Haltet die Strauchdiebe: Angela Winkler in Simon Stones Inszenierung von "Peer Gynt" am Hamburger Schauspielhaus.

Zum dritten Mal hat Regisseur Simon Stone ein Stück von Ibsen "überschrieben", diesmal ist es der "Peer Gynt", den Stone mit Angela Winkler als weibliche Interpretation der Titelfigur am Schauspielhaus Hamburg auf die Bühne gebracht hat. Das Resultat kann die Kritik allerdings nicht überzeugen, regt sie aber immerhin zu schäumender Rhetorik an: "Vorabendtrivialserienniveau", attestiert Christine Dössel in der SZ diesem "'Peer Gynt'-Klimbim hoch drei", im Ganzen "Turbo-Boulevardtheater mit Schlagseite ins Alberne", das nur von Stones "erfrischender Fantasie, die einen im Trubel der Nichtigkeit immer wieder zu überraschen weiß", gerettet werde - und natürlich von den "großartigen Schauspieler, die sich unerbittlich noch für den größten Schmarrn ins Zeug legen." Irene Bazinger von der FAZ rammt den Regisseur samt Intendanz, die solcherlei Inszenierungen überhaupt zulässt, in Grund und Boden. "Billige Fernsehschmonzette" ist fast noch die freundlichste Formulierung, Bezeichnungen wie "hobbymäßig literarisierender Einfaltspinsel" und "Theaterstrauchdieb" grenzen beinahe ans Justiziable. In der NZZ hat Eberhard Rathgeb nur Spott für die Inszenierung übrig.
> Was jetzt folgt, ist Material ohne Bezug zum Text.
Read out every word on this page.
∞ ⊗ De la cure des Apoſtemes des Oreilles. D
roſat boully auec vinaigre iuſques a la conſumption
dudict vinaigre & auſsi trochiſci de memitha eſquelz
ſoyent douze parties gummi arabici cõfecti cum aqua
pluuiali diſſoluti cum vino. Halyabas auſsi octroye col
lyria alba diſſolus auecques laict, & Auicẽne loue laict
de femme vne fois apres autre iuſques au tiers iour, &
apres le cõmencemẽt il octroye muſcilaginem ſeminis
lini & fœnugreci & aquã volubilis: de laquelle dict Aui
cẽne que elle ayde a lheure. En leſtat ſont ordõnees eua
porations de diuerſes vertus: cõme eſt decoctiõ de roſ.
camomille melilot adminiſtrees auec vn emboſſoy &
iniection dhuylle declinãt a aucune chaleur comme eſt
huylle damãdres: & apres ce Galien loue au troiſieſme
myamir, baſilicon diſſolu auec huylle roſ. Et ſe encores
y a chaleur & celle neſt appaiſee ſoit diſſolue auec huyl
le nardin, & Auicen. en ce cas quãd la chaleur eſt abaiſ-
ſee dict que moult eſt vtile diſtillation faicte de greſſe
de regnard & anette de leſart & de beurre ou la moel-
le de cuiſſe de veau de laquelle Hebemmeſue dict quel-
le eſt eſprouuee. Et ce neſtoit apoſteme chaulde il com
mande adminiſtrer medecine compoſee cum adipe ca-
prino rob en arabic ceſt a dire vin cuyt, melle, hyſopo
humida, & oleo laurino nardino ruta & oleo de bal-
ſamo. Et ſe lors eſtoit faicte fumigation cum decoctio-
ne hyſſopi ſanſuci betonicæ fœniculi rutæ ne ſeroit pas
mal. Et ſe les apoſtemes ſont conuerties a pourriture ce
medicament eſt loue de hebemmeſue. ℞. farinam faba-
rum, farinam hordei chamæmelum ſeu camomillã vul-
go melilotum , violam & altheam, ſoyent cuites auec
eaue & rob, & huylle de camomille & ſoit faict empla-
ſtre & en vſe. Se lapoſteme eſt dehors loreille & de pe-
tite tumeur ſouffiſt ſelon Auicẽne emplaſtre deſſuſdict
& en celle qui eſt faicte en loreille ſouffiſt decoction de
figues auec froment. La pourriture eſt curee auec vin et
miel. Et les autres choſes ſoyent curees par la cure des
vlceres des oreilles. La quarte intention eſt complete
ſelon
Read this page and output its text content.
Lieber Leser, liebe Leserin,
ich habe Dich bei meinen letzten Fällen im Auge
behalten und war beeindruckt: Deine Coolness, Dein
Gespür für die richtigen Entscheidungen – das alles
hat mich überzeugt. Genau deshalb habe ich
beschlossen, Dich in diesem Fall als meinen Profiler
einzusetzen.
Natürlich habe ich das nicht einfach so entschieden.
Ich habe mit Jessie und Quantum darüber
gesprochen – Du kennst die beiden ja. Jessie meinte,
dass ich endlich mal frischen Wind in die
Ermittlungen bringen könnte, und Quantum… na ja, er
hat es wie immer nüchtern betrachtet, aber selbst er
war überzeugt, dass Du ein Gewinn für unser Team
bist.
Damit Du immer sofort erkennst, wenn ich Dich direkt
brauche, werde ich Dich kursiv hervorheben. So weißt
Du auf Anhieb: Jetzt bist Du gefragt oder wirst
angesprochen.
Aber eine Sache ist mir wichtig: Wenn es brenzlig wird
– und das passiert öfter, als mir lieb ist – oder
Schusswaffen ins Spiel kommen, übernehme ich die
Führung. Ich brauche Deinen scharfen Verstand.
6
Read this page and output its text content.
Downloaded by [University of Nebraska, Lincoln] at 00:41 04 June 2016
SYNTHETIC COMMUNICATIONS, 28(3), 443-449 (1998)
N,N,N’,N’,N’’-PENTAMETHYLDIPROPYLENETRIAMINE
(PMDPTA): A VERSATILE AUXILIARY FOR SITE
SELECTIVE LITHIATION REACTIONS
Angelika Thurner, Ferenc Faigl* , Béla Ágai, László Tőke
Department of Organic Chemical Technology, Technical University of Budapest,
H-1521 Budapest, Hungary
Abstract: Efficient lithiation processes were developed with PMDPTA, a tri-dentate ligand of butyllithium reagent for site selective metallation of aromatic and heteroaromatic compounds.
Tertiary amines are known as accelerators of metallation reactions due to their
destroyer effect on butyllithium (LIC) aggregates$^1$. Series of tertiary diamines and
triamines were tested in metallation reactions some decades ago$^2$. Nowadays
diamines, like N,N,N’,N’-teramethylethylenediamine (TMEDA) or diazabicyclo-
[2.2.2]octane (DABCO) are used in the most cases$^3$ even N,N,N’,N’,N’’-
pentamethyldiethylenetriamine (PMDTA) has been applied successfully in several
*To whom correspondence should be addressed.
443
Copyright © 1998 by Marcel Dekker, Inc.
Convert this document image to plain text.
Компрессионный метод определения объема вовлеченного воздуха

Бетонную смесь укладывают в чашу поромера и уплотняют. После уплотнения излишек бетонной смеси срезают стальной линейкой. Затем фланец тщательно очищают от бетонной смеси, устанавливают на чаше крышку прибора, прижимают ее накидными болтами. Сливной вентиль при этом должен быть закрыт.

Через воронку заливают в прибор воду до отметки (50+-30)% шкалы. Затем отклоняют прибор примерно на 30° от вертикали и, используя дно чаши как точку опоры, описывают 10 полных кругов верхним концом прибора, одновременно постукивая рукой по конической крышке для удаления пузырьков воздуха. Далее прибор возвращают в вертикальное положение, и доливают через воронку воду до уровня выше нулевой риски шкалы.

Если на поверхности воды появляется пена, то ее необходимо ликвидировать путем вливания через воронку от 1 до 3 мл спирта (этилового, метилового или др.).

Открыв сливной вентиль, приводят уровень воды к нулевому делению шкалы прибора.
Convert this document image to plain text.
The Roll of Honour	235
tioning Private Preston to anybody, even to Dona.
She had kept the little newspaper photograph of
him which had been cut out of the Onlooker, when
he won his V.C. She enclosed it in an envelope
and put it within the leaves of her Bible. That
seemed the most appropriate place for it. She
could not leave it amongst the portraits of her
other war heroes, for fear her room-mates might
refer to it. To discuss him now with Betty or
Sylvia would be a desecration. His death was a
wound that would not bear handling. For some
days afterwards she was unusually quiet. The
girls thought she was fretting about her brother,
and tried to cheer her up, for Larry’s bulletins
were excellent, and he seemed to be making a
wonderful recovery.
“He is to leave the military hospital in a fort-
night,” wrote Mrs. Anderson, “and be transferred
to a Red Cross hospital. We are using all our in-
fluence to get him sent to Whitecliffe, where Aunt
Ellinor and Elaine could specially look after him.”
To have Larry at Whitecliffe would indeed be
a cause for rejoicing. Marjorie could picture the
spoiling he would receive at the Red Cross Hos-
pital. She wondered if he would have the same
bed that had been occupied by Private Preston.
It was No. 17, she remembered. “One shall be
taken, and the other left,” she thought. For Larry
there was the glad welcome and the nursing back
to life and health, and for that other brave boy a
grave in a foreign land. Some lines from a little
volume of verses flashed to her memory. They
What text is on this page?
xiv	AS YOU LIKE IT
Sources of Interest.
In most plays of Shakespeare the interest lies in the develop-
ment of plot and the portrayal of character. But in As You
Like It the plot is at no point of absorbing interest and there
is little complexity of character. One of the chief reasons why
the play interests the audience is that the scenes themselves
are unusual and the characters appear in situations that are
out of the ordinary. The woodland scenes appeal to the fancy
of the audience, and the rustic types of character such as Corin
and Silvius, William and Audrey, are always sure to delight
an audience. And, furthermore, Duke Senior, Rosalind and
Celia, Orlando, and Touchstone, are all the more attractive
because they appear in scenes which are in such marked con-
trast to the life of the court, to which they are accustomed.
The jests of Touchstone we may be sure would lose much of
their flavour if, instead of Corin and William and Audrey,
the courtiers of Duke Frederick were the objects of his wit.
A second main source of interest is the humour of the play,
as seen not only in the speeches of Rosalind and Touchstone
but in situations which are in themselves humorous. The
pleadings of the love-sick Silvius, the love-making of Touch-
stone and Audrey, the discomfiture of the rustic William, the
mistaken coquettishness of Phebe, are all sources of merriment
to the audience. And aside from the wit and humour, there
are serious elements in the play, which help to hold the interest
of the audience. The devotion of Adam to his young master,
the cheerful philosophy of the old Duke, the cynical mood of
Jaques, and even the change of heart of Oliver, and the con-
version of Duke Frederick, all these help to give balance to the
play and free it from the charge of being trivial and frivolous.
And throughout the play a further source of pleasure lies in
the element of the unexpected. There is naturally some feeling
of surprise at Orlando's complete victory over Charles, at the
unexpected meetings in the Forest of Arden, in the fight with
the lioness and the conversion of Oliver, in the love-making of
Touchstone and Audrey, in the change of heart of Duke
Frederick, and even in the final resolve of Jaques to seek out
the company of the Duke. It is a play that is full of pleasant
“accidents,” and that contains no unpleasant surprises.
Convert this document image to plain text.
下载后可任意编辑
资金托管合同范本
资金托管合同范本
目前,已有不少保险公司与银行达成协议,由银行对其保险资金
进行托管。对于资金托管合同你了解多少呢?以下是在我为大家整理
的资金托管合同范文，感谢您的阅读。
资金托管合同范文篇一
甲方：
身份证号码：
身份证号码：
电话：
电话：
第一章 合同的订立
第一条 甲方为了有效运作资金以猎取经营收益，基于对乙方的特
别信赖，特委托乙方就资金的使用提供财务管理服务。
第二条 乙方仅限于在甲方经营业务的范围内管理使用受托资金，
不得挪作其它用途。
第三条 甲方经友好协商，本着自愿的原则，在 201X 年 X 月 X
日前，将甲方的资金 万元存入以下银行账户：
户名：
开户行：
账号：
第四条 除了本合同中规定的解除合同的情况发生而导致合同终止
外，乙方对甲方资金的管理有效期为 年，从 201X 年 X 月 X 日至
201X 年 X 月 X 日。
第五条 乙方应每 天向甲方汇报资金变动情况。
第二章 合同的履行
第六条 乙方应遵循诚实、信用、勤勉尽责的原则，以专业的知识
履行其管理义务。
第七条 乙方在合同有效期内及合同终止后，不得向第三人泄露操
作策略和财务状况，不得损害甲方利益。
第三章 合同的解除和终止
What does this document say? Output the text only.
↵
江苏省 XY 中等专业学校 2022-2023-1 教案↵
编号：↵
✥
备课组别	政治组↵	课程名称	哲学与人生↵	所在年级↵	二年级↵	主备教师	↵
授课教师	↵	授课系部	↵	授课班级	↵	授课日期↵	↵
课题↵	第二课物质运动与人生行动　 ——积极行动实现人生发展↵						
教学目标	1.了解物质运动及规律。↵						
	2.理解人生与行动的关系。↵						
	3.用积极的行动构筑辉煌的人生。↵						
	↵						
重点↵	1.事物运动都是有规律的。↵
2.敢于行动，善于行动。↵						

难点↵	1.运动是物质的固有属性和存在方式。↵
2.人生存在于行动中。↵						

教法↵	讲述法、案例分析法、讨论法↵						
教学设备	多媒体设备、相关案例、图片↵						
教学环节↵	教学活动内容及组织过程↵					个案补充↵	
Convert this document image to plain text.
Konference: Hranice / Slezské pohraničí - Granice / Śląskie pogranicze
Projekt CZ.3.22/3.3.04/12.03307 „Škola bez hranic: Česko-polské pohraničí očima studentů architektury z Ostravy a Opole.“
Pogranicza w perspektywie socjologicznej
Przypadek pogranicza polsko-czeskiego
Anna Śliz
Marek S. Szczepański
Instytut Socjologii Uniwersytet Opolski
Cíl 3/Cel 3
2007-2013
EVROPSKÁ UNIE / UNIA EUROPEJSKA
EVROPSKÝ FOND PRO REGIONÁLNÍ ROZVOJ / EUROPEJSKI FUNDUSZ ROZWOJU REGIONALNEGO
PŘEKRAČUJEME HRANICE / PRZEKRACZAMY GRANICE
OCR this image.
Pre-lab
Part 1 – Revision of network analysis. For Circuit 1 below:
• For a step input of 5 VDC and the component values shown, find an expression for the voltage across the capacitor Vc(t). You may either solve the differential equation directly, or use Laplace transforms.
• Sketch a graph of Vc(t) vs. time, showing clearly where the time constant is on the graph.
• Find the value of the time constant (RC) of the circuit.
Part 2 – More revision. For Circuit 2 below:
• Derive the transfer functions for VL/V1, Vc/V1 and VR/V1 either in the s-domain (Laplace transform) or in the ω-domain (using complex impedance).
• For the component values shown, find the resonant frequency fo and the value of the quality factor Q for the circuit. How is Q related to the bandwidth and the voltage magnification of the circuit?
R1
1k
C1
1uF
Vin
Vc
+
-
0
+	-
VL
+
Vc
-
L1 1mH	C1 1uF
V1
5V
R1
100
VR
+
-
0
Weiteres: In der Jungle World führt Jakob Hayner durch die erste Saison des Theaters Basel unter dem neuen Intendanten Andreas Beck und zeigt sich davon sehr entzückt: Er hofft, dass "durch die neue Intendanz von Beck eine Konstellation von Theaterschaffenden gebildet wurde, die möglicherweise über die Stadtgrenzen hinaus von Wirkung sein wird." Christine Lemke-Matwey von der Zeit resümiert die Osterfestspiele-Aufführungen in Salzburg, Berlin und Baden-Baden, die Armutserscheinungen auf den Straßen der jeweiligen Städte dabei stets zumindest halb im Blick. In Baden-Baden, bei der von Simon Rattle dirigierten Aufführung von "Tristan und Isolde", ist auch Reinhard Brembeck von der SZ gewesen. Nur halb gelungen findet Christian Wildhagen in der NZZ Christoph Marthalers Stuttgarter Inszenierung von Offenbachs "Les Contes d'Hoffmann" aus dem Geist des Surrealismus und mit der Ausstattung von Anna Viebrock.

Besprochen werden Sebastian Klinks Inszeniert von Pjotr Silaews "Exodus" an der Berliner Volksbühne (Tagesspiegel, taz), die Uraufführung von Volker David Kirchners Oper "Gutenberg" in Erfurt (NMZ), Christian Sedelmayers Inszenierung von Mussorgskis "Boris Godunow" in Wiesbaden (FAZ), ein Ballettabend von Justin Peck in Paris (FAZ), Georg Friedrich Händels "Messias" an der Oper Frankfurt (FAZ) und Achim Freyers Linzer Inszenierung von "Pelléas et Mélisande" (die "metaphorisch-abstrakten Bilder [kommen] diesem kryptischen Stück sehr" entgegen, meint Reinhard Kager in der FAZ).